Moody made you burst out weeping once when he unthinkingly made the statement that you'd offered more than anyone else to the Order: you were the only one who'd been raising seven future resistance fighters since their births. But it is true. You did not think about it then, and you rarely allow yourself to consider it now. But they are now the men and the woman you raised them to be: fighting always and forever even to death for what they believe is right—even when, like Percy, they are wrong. You know that because of this, you and Arthur put them in the middle of the dangers that they are now facing.

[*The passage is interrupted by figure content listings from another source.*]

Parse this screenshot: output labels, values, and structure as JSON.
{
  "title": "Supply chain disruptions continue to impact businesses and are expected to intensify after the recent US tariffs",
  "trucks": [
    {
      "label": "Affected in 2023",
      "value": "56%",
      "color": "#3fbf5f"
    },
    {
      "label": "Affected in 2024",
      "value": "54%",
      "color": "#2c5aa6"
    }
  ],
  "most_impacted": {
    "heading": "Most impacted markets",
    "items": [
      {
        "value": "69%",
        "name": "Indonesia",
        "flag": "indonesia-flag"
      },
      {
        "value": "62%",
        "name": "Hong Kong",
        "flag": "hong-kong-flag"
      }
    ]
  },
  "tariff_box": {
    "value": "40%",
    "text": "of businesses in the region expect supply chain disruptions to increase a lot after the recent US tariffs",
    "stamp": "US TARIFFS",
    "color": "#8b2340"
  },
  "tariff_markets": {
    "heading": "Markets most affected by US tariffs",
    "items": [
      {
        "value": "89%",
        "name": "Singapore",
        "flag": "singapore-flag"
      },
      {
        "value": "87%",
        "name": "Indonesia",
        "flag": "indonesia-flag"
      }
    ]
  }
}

But you would do nothing differently. Nothing. Because they are the Order, even the ones too young to join it and the one who forsook that path long ago. They are the resistance. They are the last remnants of hope. They are the light. They are life itself.

And so you turn away from the steadily ticking clock for the thousandth time this month and go back into the kitchen. You pull out the pots and pans and set water to boiling and begin to knead the bread dough to make dinner for only two tonight. And your steady work, your carrying on, with the blazing thought of your children always before you is your own tiny rebellion, the only one you know. It is small, smaller than anyone else's perhaps, but it is enough.

And every time you hear the clock tick, you remember life.